Paul Ormerod of Volterra Consulting points to another quirk about corporate death rates. If you look at their pattern over time or space, he says, it looks a lot like the pattern for the extinction rate of species. There are long periods of a low death rate, interrupted by mass deaths. If we couple this to the fact that corporate survival rates seem to stop improving after the first few years, we have a disturbing implication - that mature firms cannot learn enough to allow them to survive, any more than species have been able to learn to avoid extinction.

But what is it that firms can't learn? Research by Boyan Jovanovic at New York University provides one answer. Firms' organizational capital - their ideas and technologies - has, he says, a specific vintage. Companies embody and develop the technologies that were new when they were new; Disney got into the film-making business when it was quite new in the 1920s, Microsoft got into the new software industry in the 1980s, and so on. And firms carry on in businesses they began in - you can't teach old dogs new tricks - so, for example, the Prudential has always sold insurance, WH Smith always stationary. Exceptions to this - such as Nokia which transformed itself from a cable-maker to a phone company are rare. And some firms that try such transformations get into a horrible mess: just remember what happened when GEC - another of 1907's giants - became Marconi.

This fixity means that firms are vulnerable to technical change. The classic example is Polaroid, which was swept away by the rise of digital photography. But every day, businesses lose out to cheaper, often newer, rivals or find their business model and products badly adapted to changing tastes and technologies.

Company deaths, therefore, are an inevitable result of competition and technical change. There's a reason why Joseph Schumpeter put the word "destruction" into "creative destruction."

This matters for investors in two senses.

First, it means that one common way of valuing firms - the Gordon growth model, the simplest version of the dividend discount model - does not apply. It tells us that the value of a firm today should be equal to next year's dividend, divided by the difference between the required return on equity and the expected long-term growth rate. So, if dividends are expected to grow at five per cent, and the required return on equity is eight per cent and next year's dividend is 10p, the share price should be 333p: 10p divided by (0.08 - 0.05).

This, however, overstates the company's value because it assumes it will live forever. Relaxing this assumption makes a big difference. If, in the above example, we assume the firm suddenly becomes worthless after 30 years, its price today should be just 190p - 43 per cent lower. And 30 years is the life expectancy of the median company if the death rate is just two per cent a year. Small probabilities of death, then, might make a big difference to valuations.

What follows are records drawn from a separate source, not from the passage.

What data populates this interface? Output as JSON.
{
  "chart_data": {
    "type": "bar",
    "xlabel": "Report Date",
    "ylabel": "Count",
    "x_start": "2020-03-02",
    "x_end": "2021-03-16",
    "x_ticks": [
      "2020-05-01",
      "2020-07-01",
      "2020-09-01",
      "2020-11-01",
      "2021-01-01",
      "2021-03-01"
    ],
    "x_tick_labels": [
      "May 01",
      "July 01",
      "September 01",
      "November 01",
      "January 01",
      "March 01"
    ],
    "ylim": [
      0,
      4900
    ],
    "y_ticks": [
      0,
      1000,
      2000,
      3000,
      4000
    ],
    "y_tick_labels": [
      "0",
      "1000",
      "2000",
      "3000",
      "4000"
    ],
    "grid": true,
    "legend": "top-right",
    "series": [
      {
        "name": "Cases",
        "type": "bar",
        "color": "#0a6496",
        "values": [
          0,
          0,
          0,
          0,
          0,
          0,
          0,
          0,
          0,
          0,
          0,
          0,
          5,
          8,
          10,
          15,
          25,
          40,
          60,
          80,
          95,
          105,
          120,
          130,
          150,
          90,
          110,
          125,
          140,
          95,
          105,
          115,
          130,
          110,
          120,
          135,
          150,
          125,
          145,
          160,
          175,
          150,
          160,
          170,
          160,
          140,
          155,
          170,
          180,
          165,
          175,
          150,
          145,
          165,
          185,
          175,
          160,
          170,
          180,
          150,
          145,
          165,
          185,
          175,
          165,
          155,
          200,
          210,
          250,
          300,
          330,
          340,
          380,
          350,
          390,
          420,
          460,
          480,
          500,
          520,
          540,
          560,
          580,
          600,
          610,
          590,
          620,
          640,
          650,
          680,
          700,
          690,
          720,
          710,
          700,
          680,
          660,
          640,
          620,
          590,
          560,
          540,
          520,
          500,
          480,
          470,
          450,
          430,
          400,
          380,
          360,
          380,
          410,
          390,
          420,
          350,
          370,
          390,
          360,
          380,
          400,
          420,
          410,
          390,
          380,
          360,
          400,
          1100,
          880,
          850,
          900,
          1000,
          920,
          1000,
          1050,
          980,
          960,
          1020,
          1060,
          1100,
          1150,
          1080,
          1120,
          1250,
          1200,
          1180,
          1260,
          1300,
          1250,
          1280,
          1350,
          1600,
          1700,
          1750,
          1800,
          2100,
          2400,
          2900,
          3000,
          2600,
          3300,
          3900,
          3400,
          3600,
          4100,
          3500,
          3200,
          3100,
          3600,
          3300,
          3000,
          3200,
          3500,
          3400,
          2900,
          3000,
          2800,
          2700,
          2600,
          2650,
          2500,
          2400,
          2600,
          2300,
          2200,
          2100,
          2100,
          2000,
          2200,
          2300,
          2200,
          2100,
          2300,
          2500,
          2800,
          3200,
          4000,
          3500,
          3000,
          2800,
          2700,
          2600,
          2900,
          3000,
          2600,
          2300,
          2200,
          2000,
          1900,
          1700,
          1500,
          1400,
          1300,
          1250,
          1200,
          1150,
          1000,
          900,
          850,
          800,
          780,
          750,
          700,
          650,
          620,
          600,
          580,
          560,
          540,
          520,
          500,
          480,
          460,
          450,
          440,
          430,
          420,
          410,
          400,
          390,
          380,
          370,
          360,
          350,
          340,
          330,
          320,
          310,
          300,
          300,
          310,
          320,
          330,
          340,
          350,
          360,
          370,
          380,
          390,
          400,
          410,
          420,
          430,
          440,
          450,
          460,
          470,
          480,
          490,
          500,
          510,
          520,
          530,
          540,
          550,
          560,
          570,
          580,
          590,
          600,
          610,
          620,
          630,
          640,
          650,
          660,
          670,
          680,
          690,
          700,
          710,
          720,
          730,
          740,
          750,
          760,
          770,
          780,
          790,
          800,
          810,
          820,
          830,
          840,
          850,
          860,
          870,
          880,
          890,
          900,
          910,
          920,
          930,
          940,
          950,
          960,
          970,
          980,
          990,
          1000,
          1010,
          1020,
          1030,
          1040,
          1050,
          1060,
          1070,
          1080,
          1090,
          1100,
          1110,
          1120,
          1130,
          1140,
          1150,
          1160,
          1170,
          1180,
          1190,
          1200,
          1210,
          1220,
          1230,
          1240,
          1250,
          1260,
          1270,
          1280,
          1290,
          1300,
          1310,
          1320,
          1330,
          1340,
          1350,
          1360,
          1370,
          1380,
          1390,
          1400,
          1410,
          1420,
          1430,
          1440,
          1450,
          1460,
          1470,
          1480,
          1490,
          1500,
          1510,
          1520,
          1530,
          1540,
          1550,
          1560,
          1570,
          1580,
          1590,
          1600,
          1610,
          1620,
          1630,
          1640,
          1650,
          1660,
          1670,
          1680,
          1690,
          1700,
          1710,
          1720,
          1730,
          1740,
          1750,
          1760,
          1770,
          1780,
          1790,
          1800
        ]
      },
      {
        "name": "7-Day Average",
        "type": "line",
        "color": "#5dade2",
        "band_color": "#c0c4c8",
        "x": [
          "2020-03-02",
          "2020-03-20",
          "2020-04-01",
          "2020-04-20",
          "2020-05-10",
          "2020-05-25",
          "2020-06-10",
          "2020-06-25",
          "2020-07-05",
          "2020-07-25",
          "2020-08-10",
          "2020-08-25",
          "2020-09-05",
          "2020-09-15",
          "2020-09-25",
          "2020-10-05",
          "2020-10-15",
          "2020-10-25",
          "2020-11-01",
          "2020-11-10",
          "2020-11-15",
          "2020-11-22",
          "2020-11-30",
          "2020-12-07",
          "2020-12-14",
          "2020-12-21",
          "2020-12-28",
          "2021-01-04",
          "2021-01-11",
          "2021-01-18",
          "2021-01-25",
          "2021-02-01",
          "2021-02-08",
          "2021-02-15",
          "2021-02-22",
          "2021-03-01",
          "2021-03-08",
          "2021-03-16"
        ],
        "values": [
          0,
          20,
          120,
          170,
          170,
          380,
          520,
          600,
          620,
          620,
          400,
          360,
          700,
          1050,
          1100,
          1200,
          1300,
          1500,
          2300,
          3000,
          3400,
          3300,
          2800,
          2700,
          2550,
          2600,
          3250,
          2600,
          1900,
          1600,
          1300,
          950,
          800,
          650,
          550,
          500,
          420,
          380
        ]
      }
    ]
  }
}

I don't say this to claim that most firms are in fact so grossly over-valued. Perhaps one reason why shares are cheap now - in terms of price-earnings ratios if not dividend yields - is precisely that Mr Market is implicitly pricing in death risk.

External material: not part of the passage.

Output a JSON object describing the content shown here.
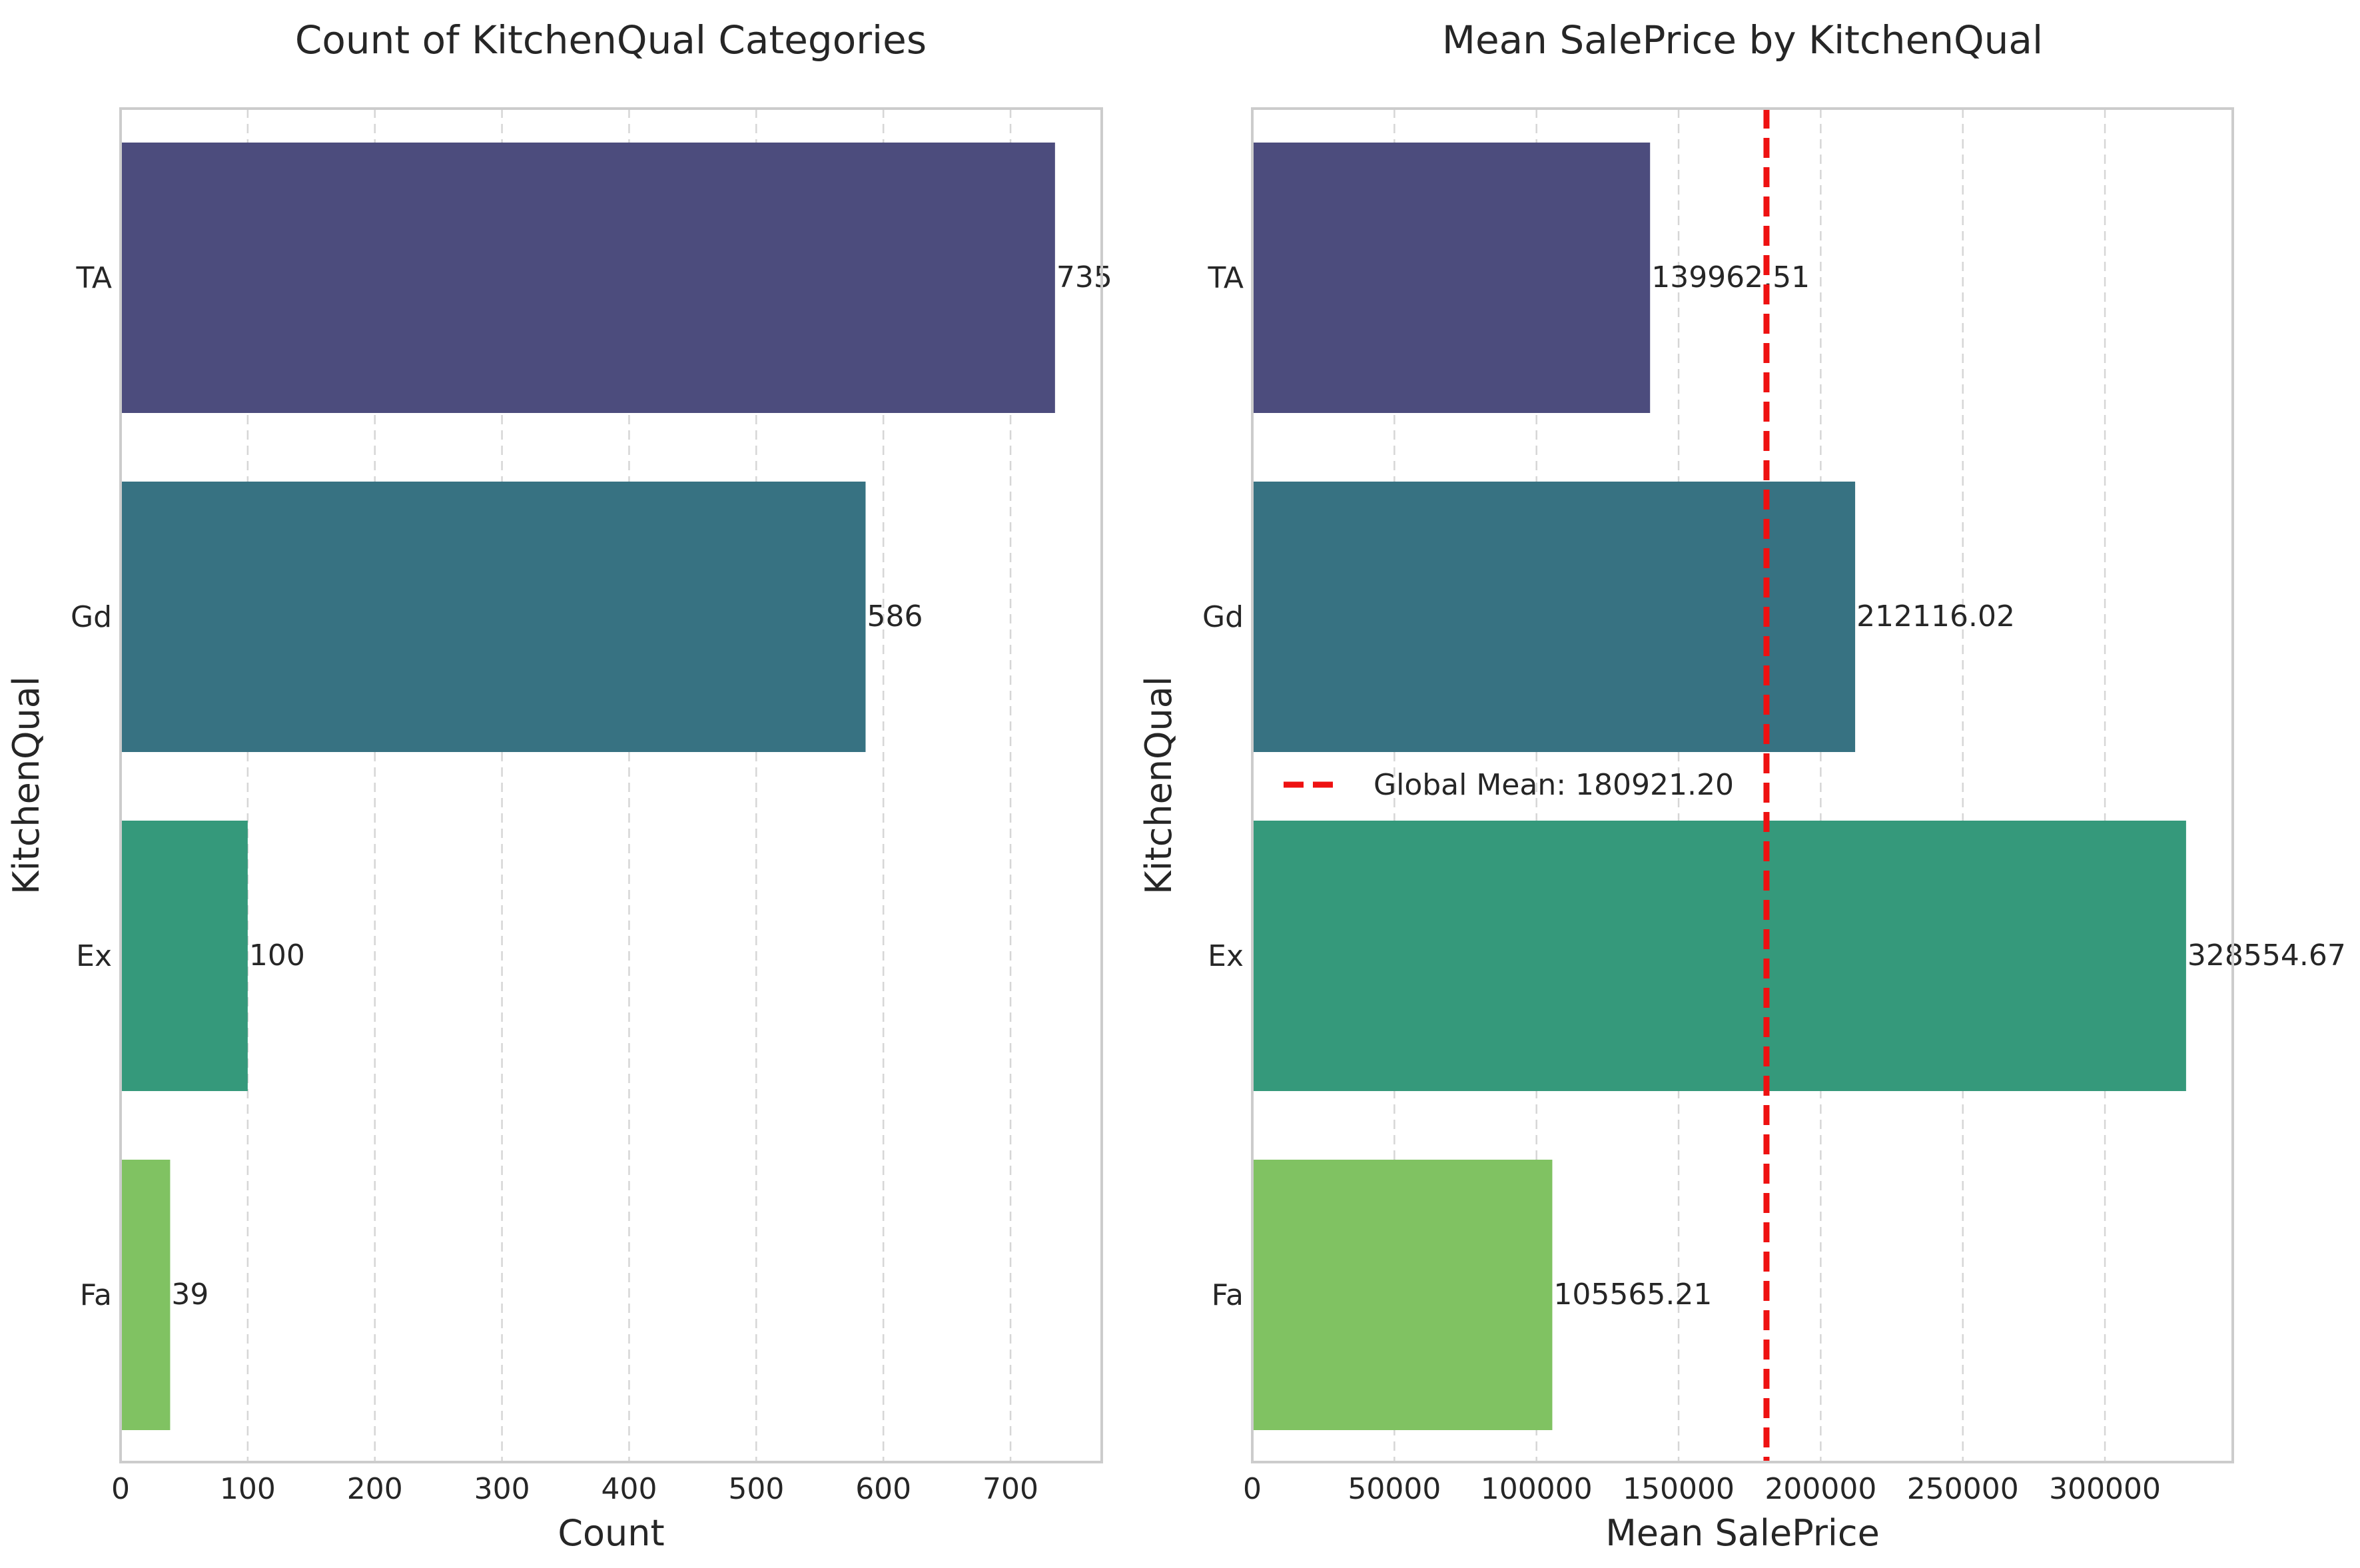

Secondly, this represents a case for loss averse investors - those who are more than averagely worried by the small chance of a big loss - to hold tracker funds rather than individual stocks. Most firms that existed 100 years ago have died. But the aggregate market has thrived. This tells us that the chances of a massive loss - 100 per cent or close thereto - are greater for individual stocks than for the overall market. This means that an investor wishing to avoid tail risk - the small chance of massive loss - should prefer the market portfolio to individual stocks.